1940-1945 Années érotiques de Patrick Buisson (Livre de poche): Travail, partouze, orgie? savez-vous que le maréchal Pétain était peu catholique en position allongée et fameux coureur de jupons et qu'en temps de guerre les collabos ne pensent qu'à baiser, comme les résistants aussi d'ailleurs. On raconte que dans le bunker d'Hitler, sachant tous qu'ils étaient cuits, ils se sont livrés à une dernière orgie?  Reich, fureur et bestialité! L'enfer d'un des moments clé de la décadence capitaliste ne serait-il pavé que de partouzes finales?
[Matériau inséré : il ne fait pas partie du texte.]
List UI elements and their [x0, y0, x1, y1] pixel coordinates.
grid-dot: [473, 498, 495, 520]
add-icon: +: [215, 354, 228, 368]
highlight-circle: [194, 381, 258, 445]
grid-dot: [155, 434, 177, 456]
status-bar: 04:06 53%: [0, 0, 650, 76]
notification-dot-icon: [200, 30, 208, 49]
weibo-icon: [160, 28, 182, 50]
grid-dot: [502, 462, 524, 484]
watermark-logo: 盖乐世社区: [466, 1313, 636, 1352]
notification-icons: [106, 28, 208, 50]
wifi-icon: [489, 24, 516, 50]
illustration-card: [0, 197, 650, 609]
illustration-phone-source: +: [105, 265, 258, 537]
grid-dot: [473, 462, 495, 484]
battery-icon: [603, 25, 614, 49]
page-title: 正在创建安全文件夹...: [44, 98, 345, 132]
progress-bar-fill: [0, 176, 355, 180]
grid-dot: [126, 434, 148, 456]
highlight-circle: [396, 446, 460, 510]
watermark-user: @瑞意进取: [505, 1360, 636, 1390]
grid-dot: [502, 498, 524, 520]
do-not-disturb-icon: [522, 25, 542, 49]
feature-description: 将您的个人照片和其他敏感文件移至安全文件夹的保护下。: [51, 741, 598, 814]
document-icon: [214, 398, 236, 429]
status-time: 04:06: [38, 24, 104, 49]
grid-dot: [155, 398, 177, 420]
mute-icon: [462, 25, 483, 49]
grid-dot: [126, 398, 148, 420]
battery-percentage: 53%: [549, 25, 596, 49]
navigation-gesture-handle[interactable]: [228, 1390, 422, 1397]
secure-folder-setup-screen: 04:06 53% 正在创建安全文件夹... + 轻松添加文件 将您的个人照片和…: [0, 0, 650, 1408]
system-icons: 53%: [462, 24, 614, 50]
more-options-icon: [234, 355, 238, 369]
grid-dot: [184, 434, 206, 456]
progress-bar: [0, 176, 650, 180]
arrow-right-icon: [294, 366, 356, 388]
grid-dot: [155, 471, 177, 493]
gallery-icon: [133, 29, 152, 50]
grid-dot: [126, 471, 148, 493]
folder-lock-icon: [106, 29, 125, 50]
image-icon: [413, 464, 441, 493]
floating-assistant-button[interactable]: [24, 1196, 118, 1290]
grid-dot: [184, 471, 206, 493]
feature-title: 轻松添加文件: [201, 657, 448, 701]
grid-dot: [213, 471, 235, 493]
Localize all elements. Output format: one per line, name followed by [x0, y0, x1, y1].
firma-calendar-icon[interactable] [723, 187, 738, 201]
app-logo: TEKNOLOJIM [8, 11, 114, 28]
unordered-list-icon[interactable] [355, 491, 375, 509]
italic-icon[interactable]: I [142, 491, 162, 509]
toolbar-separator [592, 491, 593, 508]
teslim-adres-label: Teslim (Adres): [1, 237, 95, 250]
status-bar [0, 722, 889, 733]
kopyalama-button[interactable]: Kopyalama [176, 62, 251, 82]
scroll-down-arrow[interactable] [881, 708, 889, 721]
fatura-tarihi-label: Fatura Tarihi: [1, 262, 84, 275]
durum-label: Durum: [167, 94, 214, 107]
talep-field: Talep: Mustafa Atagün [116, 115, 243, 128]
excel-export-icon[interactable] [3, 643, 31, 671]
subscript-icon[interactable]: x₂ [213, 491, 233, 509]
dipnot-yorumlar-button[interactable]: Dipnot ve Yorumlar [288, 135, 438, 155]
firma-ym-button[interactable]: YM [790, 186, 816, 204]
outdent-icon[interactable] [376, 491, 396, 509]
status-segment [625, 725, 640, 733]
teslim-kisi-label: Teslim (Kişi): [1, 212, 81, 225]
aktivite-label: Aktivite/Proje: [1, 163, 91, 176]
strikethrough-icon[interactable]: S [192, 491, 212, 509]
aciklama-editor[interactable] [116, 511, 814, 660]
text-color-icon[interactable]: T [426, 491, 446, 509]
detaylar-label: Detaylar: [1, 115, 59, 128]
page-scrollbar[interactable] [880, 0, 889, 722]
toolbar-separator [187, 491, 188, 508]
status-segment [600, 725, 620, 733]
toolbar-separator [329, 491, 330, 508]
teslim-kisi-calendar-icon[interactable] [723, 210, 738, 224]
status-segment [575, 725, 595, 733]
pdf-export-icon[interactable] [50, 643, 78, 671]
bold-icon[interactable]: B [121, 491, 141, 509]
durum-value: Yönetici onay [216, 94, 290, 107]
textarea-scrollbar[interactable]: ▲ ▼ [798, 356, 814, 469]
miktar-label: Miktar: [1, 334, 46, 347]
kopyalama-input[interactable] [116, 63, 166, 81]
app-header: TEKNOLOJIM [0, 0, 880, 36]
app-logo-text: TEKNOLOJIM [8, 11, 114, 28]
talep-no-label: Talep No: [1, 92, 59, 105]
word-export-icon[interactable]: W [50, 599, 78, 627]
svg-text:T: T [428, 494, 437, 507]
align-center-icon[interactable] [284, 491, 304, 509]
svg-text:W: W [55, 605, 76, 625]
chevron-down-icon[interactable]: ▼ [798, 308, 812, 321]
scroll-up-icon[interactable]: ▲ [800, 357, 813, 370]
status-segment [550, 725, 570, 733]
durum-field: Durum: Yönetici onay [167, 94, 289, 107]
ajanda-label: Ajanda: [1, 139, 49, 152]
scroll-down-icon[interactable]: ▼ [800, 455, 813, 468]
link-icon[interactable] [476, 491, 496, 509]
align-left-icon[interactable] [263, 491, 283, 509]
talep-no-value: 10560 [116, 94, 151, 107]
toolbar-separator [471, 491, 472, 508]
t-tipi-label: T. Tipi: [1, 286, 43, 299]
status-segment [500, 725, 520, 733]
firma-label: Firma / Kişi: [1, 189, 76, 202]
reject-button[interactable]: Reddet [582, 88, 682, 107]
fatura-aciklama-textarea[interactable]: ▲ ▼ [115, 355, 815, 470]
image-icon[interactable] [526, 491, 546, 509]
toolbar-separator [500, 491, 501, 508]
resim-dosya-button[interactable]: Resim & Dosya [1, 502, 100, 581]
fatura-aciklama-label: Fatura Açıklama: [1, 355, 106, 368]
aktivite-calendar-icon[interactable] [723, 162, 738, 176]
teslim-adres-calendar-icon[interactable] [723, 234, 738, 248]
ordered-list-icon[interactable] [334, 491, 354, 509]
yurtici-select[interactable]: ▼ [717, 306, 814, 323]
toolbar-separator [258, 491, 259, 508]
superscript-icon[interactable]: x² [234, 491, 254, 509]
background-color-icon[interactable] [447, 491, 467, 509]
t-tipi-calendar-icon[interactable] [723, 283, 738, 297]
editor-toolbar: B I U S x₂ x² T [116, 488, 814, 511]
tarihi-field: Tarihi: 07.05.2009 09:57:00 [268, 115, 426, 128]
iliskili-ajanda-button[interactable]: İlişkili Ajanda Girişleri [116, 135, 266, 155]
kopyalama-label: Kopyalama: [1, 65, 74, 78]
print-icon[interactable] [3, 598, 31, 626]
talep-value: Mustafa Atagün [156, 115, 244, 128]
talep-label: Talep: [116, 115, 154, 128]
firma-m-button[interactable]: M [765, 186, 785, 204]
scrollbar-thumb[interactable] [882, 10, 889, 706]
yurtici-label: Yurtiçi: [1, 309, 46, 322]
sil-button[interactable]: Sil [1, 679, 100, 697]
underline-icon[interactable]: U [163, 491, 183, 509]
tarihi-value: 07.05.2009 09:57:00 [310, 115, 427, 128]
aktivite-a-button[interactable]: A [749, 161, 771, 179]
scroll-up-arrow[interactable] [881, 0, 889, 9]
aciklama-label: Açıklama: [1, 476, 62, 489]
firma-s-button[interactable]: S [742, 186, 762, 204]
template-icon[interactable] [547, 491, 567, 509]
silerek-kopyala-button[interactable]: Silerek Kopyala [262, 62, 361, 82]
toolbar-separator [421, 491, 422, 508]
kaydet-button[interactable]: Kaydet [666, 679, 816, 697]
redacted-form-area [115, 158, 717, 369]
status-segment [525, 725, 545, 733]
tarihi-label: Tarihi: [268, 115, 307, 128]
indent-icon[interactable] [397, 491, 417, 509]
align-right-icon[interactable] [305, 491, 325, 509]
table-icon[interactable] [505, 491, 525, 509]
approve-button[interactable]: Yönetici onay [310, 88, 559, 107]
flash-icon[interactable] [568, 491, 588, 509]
MISERE DE LA PENSEE ECONOMIQUE par Paul Jorion


Misère de l'économie de la pensée politiquei  Le m'as-t-u-vu Jorion, un temps célébré comme dame Soleil de la crise à rebondissements du capitalisme, Jorion n'est plus que la dame pipi qui baratine une littérature de moins en moins économiste et de plus en plus libéraliste utopique. Ce pépère narcissique se permet de dire que Marx avait tout faux concernant la base de la crise capitaliste (la baisse tendancielle du taux de profit) dans son "capitalisme à l'agonie", qu'il espère pourtant bien ranimer par un bouche à bouche démocratique et gogologique. J'ai refourgué mon exemplaire illico sur price minister. Exit Jorion.

LES LIVRES CHERS (qu'il vous fait faire  acheter par la médiathèque du coin)

BIOGRAPHIE DE ROSA PAR JOHN PETER NETTL (version courte, Cahiers Spartacus): une évidence et qu'il faut acheter pour sa propre table de nuit.

1917 LES HOMMES ET LA REVOLUTION de l'inépuisable Marc Ferro: en papier bible les docus de toutes les tendances à l'état brut. Bien mais bourré de coquilles, (ed omnibus).

L'ENFANCE ABANDONNEE ET DELINQUANTE DANS LA RUSSIE SOVIETIQUE (1917-1937) par Dorena Caroli (L'Harmattan) : pour les vrais combattants de l'alternative au capitalisme pas trop étonnés de son taux de délinquance, comment nos ancêtres maximalistes ont tenté de résoudre la question.